A Very Loose History Of Skateboard Shapes – Part 2 from joe pease on Vimeo.

(via langweiledich.net)

Emoji-Skulpturen

3D-Artist Ben Fearnley (Behance Ι Website) hat Emojis als Vorlage genommen, um eine Serie von klassischen Skulpturen mit den allseits bekannten Gesichtern zu erstellen. Leider sind es „nur“ 3D-Renderings, wobei ich aber denke, dass es durchaus einen Markt für solche Skulpturen als Accessoire für das eigene Zuhause gäbe.
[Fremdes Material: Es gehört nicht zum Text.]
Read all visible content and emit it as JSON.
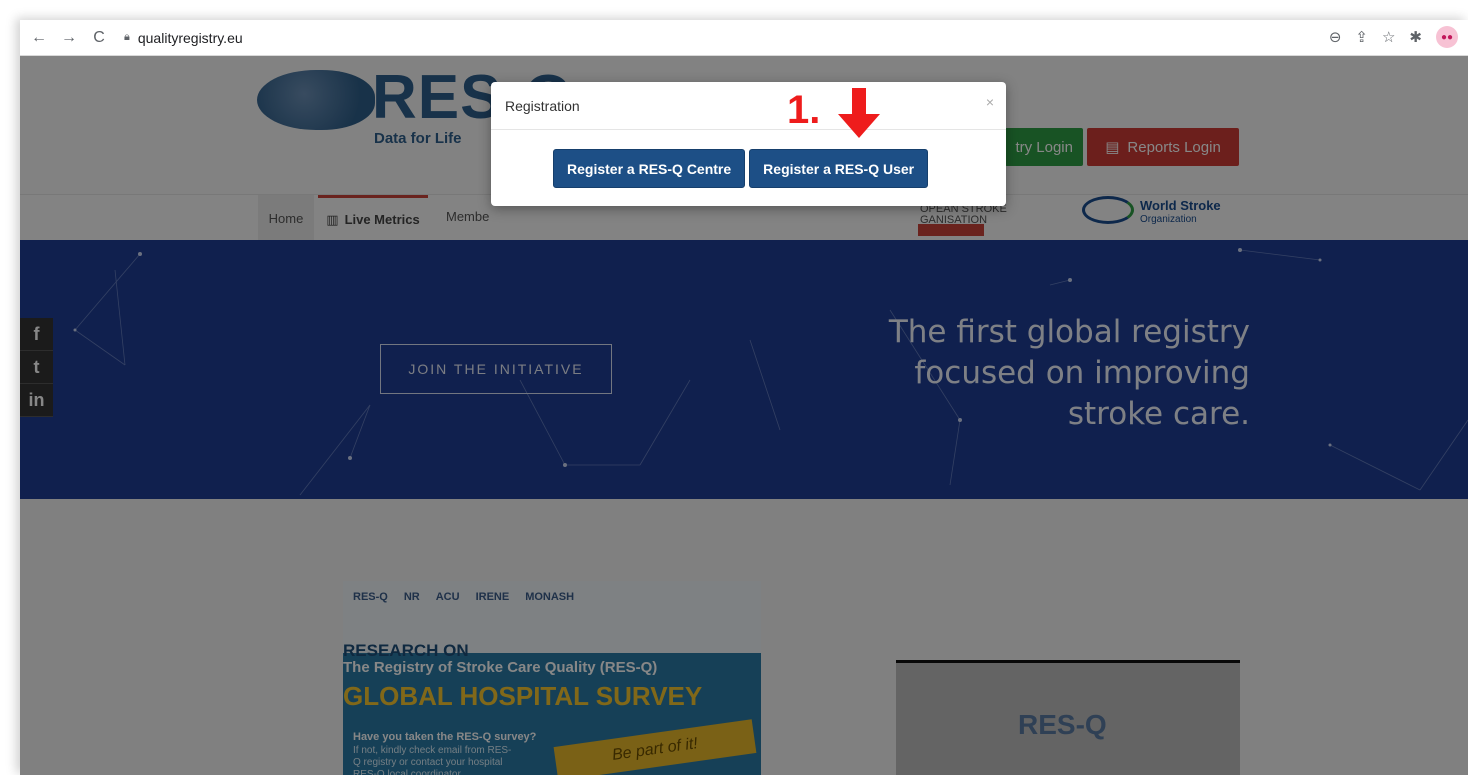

Kommt ja vielleicht noch.

Brexit Briefmarken

Die britische Parlamentarierin Andrea Leadsom hatte die dufte Idee, die britische Post möge doch Briefmarken herausgeben, welche den Brexit thematisch aufgreifen sollen.
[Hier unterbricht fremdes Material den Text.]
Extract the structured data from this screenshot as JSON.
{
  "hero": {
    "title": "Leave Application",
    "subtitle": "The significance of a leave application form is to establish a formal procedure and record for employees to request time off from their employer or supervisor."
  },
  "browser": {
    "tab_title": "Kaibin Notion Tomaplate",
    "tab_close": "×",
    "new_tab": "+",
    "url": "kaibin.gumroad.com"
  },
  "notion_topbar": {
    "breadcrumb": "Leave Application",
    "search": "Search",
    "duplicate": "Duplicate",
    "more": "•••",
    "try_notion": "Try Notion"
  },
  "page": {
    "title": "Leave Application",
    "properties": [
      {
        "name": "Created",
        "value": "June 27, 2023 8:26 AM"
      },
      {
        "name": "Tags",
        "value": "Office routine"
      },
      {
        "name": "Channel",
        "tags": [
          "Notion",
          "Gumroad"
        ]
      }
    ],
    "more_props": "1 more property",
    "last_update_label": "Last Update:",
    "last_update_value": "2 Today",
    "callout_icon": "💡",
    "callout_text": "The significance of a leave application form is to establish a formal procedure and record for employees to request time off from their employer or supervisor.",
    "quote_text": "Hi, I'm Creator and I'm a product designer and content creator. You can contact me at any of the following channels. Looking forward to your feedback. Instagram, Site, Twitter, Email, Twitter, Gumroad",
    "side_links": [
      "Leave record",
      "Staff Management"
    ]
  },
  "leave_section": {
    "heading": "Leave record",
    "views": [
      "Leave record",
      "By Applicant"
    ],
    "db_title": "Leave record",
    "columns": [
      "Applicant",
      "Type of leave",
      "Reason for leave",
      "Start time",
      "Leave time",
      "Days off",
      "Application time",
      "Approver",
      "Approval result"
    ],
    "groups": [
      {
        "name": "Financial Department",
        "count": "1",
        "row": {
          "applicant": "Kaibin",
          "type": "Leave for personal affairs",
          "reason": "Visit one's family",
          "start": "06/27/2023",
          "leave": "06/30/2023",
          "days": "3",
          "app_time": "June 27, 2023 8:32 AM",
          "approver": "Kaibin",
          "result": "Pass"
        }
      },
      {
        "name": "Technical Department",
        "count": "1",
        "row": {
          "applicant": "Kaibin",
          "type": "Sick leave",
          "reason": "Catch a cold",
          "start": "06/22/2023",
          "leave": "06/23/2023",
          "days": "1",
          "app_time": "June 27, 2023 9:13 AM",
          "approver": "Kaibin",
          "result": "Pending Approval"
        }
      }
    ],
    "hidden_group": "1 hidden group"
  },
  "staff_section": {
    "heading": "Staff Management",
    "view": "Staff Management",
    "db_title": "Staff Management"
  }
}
Da es auch auf der Insel genügend Menschen gibt, die nicht viel vom Brexit halten, verbreiten sich gerade über Twitter unter dem Hashtag #BrexitStamps nun einige sehr humorvoll-sarkastische Entwürfe.

(via kottke.org)

Der Zweck heiligt die Mittel – Los Angeles sucht Grafikdesigner

Die Stadt Los Angeles ist auf der Suche nach Grafikdesignern und das mit einer Anzeige, die jedem, der nur entfernt einen ästhetischen Anspruch hat, die Tränen in die Augen treibt.

Ja es sieht furchtbar aus, aber meines Erachtens ist gerade das Grafikdesign richtig eingesetzt, um die entsprechende Aufmerksamkeit zu generieren.

 

2001 auf dem Laufsteg – Undercovers Herrenkollektion AW18

Für die Herbst-/Winter-Kollektion 2018 des japanischen Modelabels Undercover ließ sich Jun Takahashi von den visuellen Eindrücken des Filmklassikers „2001 – Odysee im Weltraum“ inspirieren.

Neben einer Umhängetasche im HAL-9000-Design wurden viele Elemente aus Kubricks visionärem Werk in die (oftmals etwas fragwürdigen) Kleidungstücke übertragen. Neben Fullprints diverser Filmbilder auf Sweatshirts übernahm Takahashi auch typographische Elemente der Computer als Aufdrucke und lehnte einige Kleidungsstücke in ihrer Erscheinung an die Astronautenanzügen der Discovery an.

Dazed hat eine ausführlicher Bildstrecke zu der Show vom Laufsteg in Florenz.